Labour’s Kate Green, a former shadow minister for disabled people, made the pledge at a disability hustings event in Westminster that had been organised by the Disability Charities Consortium, the Disability Benefits Consortium and the Care and Support Alliance.
She said a Labour government would produce a “comprehensive strategy to advance the rights of disabled people”.
She also told the event that an incoming Labour government needed to introduce a “comprehensive and holistic strategy to make disabled people’s rights a reality”, including investing in services and financial support and “the access they need to fulfil their full potential”.
She said:
“It means reversing the damaging cuts that have taken place since 2010 to social security benefits, to public services.
“It means investing in the support and the means of enabling disabled people to reach and fulfil their ambitions, and in particular ensuring maximum access to and participation in top quality education.
“It means under-pinning our ambitions with an institutional and legal infrastructure through domestic legislation, our Equality Act, compliance with international obligations, and with adequate resources for our watchdogs, [including] our Equality and Human Rights Commission (EHRC), to ensure that the interests of disabled people are kept at the forefront of the incoming government’s agenda.”

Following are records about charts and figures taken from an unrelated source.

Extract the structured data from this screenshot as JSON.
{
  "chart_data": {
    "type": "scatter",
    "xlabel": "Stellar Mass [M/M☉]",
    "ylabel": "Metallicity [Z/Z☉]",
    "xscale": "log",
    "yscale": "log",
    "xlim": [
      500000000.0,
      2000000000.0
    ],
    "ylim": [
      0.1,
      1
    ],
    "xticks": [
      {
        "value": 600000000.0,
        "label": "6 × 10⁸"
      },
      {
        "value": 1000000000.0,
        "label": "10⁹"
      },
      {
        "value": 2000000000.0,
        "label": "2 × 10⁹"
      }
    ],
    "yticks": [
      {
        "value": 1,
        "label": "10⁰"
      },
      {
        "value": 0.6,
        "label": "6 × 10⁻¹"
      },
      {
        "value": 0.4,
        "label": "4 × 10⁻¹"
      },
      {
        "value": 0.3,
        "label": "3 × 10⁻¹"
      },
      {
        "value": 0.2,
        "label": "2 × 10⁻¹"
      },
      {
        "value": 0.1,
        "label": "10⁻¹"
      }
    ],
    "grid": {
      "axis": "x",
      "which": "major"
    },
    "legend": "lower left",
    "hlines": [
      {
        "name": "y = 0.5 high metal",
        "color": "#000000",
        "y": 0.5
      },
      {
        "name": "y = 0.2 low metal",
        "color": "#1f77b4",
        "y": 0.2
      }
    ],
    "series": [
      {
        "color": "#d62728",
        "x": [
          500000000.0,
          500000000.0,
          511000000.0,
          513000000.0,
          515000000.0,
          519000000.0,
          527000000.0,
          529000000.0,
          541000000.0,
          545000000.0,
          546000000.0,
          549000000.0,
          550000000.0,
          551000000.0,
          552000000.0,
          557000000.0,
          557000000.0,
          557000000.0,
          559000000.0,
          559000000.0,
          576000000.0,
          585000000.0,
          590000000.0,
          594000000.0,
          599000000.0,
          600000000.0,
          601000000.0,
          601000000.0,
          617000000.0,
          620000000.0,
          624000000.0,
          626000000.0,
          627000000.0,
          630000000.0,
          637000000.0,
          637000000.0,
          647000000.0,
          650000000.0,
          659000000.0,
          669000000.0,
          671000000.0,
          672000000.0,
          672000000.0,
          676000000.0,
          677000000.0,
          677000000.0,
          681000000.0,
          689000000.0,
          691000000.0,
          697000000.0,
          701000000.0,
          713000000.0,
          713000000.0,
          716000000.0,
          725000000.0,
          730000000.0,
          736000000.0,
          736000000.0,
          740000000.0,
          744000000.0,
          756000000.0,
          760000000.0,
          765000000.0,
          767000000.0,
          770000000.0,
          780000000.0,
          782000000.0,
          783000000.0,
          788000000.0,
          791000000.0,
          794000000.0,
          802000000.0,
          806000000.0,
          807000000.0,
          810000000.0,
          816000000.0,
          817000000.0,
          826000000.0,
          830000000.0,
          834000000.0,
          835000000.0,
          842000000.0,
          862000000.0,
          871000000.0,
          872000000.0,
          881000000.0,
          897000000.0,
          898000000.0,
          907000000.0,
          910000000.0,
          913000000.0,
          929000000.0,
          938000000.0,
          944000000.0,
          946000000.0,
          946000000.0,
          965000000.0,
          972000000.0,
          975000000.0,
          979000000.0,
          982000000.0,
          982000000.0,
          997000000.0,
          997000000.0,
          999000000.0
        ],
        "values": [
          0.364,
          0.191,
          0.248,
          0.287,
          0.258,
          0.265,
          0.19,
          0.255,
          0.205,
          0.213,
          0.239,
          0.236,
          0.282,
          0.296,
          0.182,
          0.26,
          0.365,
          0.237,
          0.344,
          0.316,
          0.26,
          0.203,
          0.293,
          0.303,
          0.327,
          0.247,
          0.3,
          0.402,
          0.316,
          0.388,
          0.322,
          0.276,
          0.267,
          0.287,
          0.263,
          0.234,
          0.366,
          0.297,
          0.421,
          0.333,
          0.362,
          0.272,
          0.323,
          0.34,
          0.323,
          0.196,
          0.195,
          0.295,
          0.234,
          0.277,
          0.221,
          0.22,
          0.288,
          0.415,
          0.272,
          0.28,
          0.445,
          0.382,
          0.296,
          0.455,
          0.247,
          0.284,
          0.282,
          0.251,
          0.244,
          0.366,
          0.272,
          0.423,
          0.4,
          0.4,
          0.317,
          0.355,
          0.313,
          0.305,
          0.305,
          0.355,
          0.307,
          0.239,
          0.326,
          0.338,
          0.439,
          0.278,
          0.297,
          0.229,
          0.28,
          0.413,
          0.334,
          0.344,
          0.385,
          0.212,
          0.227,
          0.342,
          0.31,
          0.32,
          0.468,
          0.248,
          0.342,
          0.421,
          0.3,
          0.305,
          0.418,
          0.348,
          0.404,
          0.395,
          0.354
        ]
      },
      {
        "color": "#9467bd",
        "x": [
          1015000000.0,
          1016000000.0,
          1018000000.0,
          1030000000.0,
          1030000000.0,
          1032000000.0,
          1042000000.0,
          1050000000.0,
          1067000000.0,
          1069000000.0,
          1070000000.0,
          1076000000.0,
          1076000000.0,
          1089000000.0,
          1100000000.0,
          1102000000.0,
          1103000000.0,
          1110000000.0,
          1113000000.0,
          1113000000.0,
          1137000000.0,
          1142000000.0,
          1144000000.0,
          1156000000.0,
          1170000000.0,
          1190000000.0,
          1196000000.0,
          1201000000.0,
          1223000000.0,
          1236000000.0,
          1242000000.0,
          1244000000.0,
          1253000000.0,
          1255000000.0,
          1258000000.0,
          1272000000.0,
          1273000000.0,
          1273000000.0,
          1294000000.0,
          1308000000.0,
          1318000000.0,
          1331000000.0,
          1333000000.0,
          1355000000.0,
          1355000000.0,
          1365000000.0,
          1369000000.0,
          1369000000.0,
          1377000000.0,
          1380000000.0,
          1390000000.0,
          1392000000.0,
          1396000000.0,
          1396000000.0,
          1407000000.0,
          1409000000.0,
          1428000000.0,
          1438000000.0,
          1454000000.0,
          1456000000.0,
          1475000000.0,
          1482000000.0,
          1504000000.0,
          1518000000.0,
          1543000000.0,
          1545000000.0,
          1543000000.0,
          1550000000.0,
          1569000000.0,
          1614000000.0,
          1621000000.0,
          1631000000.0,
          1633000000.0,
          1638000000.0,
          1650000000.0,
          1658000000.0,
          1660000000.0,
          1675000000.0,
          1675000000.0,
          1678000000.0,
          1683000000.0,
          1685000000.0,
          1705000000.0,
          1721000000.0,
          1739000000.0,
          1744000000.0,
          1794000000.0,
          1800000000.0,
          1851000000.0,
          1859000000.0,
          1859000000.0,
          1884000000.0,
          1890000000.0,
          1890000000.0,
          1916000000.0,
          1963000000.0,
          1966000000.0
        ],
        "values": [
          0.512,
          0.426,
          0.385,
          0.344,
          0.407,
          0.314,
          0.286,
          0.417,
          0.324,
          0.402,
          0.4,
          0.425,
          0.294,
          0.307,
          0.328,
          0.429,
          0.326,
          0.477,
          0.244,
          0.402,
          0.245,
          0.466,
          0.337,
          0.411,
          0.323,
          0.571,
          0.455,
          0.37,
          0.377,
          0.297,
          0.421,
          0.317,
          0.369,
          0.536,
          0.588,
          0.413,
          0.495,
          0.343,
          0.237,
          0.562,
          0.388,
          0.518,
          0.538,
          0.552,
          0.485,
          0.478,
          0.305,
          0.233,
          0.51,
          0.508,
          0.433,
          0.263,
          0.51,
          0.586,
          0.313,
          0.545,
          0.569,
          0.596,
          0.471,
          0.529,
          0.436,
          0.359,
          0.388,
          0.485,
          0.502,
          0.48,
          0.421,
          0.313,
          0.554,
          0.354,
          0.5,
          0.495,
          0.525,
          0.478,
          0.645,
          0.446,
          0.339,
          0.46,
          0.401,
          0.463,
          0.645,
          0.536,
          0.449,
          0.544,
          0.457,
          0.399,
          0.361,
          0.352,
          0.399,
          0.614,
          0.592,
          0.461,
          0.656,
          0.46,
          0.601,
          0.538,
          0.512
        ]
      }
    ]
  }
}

She told Disability News Service later that incorporating the UN convention into UK law was:
“all the more important now because of the whole uncertainty following the Brexit result and the opportunity that that may be seen to be to water down rights.
“So having a firm, clear legal basis in UK law becomes even more significant.”
She said that ensuring the convention was part of UK law would have significant implications, including placing “a lot more expectation on public service design and provision”.
But she warned that such a move could not be made immediately, and would need a “comprehensive strategy” that would lead eventually to full implementation of the convention.
Green agreed that Labour’s manifesto was stronger on disabled people’s rights than it had been at the 2015 election.
She said:
“The party is more confident about some of its political stances. I guess that reflects Jeremy’s leadership.
“He’s confident about his stance and that’s filtering I think into the policy agenda.”
She said Labour was “absolutely committed” to investing in public services, such as education, health and care, and built environment infrastructure.
But she said it was also committed to disability equality and disabled people’s rights “through the UN convention, through the Equality Act and through strengthening the EHRC’s capacity, resources and its authority”.
And she stressed that this would mean increased funding for the commission.